Producers would disagree that the money they receive from the feds is misspent. But there are other aspects of government involvement in agriculture that have some farmers fuming. Check-off programs for many commodities have become controversial, as both a fiscal and a free speech issue. Next week, the U.S. Supreme Court gets involved again, this time with the beef check-off.
In 2000, after an attempt at a referendum failed, the Livestock Marketing Association, the Western Association of Research Councils, and several independent producers, filed suit against the federal government to get the fee eliminated.
The plaintiffs are objecting to, among other things, the fact that promotion is not specifically for US beef and should be considered a form of private speech. They further contend that having cattle producers as members of the board transforms the group into a private entity.
The USDA has countered by stating that the Beef Board is a government group because it was created by Congress. They also assert that the message is being handled according to the rules of the 1985 Farm Bill and is a form of government speech.
Next week, the Supreme Court will hear the case.
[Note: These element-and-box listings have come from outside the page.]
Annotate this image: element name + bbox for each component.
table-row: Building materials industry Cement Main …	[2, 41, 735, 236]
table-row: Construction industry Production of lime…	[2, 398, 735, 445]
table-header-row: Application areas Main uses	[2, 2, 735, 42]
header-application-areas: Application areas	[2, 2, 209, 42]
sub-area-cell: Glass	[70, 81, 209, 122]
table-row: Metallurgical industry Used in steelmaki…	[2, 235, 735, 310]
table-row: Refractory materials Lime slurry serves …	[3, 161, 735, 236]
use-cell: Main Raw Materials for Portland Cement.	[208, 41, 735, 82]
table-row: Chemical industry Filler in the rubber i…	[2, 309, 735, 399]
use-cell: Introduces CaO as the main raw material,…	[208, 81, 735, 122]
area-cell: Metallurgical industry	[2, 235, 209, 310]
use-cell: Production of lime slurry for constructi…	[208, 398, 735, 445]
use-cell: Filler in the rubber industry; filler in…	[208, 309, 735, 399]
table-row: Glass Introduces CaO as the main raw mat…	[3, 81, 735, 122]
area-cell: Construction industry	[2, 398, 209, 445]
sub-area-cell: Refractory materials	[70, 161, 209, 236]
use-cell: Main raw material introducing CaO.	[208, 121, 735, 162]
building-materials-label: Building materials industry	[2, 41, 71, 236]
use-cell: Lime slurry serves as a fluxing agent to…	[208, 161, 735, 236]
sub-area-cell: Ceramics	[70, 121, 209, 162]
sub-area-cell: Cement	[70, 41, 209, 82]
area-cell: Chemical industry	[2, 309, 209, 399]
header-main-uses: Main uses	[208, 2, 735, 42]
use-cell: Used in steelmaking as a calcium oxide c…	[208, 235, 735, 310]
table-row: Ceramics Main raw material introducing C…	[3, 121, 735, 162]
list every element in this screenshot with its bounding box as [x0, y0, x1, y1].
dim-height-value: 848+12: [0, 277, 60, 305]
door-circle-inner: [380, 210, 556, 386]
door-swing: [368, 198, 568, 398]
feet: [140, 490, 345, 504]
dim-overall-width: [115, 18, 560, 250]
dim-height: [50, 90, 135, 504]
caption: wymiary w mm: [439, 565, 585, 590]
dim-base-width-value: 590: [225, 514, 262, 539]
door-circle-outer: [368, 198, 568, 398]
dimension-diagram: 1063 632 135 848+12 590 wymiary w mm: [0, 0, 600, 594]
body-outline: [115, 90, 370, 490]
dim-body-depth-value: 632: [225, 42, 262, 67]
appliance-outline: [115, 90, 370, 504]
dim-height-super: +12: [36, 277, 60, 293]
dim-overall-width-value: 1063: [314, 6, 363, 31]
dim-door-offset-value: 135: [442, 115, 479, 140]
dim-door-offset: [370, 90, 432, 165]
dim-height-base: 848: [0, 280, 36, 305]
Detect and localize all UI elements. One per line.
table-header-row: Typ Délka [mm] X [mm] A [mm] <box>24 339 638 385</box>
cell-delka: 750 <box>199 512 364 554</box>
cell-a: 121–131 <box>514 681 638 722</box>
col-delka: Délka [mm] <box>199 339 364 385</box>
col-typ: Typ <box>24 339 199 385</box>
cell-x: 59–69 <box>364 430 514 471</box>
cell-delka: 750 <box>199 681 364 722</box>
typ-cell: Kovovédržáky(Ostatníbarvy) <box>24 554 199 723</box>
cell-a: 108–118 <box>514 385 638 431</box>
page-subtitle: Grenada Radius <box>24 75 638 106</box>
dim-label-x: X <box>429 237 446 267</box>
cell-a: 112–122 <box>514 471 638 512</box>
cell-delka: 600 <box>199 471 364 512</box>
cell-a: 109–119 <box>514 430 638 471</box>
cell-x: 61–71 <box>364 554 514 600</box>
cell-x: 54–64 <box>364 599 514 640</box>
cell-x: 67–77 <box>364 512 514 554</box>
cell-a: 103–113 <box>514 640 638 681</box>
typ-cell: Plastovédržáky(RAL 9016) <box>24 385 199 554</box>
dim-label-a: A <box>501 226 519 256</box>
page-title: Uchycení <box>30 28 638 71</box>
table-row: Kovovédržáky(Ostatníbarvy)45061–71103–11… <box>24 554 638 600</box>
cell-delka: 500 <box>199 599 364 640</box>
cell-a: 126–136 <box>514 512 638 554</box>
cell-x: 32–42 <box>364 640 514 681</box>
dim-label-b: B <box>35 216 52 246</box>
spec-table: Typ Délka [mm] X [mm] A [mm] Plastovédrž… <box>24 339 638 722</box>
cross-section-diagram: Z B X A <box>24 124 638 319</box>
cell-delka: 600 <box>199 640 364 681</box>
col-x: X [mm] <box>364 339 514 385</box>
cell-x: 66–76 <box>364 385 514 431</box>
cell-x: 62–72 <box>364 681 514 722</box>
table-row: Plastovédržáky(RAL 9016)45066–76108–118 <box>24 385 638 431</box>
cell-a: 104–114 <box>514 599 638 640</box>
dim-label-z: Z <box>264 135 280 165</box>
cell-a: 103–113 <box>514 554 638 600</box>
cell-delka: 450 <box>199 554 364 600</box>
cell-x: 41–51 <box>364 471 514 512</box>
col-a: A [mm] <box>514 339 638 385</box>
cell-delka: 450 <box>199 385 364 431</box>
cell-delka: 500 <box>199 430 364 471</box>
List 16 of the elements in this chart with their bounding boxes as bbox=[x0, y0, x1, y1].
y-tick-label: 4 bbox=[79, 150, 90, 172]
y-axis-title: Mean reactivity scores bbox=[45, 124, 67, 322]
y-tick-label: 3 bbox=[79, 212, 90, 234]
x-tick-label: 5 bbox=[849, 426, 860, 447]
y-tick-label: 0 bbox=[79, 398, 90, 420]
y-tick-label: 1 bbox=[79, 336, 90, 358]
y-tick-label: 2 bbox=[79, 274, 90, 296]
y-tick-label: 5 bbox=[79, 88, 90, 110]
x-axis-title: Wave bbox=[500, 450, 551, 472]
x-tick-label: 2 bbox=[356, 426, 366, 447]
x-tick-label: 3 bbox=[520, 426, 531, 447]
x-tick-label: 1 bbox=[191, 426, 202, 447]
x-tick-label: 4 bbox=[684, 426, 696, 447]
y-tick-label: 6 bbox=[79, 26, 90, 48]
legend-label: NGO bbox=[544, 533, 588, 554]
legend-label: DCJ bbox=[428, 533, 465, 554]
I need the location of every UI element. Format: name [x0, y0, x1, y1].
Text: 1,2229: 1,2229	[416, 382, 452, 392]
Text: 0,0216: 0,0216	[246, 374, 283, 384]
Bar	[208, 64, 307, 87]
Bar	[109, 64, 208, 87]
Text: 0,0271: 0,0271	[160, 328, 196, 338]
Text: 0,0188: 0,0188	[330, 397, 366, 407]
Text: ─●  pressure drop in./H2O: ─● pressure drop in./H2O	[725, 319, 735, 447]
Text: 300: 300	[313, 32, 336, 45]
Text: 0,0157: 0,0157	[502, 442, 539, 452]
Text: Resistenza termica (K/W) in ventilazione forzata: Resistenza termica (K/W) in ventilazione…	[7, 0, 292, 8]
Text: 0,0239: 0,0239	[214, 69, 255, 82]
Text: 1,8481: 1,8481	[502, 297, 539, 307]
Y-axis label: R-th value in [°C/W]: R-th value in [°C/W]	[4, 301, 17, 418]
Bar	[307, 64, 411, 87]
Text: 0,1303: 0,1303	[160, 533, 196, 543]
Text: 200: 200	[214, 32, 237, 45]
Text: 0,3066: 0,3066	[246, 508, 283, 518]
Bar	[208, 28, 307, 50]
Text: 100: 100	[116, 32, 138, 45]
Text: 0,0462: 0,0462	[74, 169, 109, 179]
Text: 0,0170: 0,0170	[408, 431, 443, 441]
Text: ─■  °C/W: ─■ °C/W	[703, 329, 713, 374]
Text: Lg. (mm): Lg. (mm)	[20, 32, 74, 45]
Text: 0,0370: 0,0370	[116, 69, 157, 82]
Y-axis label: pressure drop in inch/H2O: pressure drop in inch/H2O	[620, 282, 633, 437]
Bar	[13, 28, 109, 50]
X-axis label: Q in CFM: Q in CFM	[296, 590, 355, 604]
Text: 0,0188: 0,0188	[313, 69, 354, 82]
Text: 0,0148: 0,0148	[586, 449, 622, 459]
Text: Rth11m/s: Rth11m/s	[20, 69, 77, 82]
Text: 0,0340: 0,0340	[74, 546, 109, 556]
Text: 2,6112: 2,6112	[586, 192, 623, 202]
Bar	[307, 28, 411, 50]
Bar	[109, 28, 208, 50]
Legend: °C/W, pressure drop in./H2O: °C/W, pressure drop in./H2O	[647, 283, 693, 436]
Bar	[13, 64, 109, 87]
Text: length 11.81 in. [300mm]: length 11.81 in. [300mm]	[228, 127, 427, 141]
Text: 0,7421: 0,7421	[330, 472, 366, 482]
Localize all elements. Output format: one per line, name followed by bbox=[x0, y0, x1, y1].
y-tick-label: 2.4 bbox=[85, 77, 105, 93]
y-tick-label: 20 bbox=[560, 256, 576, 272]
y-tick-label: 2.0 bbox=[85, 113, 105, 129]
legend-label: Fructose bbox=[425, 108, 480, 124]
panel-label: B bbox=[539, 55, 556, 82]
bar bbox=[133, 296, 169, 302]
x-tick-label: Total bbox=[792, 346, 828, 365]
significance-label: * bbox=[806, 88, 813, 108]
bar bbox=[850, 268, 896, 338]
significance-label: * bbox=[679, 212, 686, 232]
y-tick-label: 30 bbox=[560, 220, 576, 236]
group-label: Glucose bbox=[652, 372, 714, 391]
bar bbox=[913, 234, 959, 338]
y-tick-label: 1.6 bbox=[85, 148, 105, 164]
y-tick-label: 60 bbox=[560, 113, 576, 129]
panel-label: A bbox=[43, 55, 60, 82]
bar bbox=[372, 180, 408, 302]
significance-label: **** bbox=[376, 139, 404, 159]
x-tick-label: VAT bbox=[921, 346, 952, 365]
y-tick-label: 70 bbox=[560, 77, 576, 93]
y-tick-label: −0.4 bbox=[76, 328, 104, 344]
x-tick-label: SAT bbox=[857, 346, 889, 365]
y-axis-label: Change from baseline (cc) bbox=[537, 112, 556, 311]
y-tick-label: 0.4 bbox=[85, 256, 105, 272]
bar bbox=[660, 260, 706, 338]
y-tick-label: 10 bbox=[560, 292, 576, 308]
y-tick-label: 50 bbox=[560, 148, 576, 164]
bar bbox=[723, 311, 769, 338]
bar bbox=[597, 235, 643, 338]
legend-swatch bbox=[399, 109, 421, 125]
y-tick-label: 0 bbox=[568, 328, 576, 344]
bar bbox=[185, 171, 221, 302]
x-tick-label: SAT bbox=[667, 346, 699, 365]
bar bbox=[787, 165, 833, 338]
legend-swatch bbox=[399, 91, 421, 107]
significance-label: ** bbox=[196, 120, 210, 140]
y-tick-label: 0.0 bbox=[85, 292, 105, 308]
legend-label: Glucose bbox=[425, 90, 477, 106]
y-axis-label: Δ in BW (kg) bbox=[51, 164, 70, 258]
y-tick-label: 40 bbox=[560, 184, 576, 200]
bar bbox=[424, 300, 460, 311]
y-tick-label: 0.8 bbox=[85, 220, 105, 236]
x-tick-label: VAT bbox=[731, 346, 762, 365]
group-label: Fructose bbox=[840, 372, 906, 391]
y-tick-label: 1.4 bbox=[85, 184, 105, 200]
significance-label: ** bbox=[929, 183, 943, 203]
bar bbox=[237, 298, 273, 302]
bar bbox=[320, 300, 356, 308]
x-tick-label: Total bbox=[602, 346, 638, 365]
This week, several of the plaintiffs met in Washington for a pre-trial press conference.
Greg Olsson, plaintiffs' attorney: "The plaintiffs want to express their own message. They want to promote their own domestic beef and they do not like the fact that they have to, that the check-off only promotes generic beef and treats imported beef the same as it treats domestic beef."
Decisions by the high court over check-offs have been mixed. Mushroom growers had their mandatory fees ruled unconstitutional. And in an earlier decision, it was ruled that tree fruit growers must continue making payments.
Several groups, the pork producers among them, are waiting for the beef decision as it will directly affect the future of both their promotion boards and bottom lines.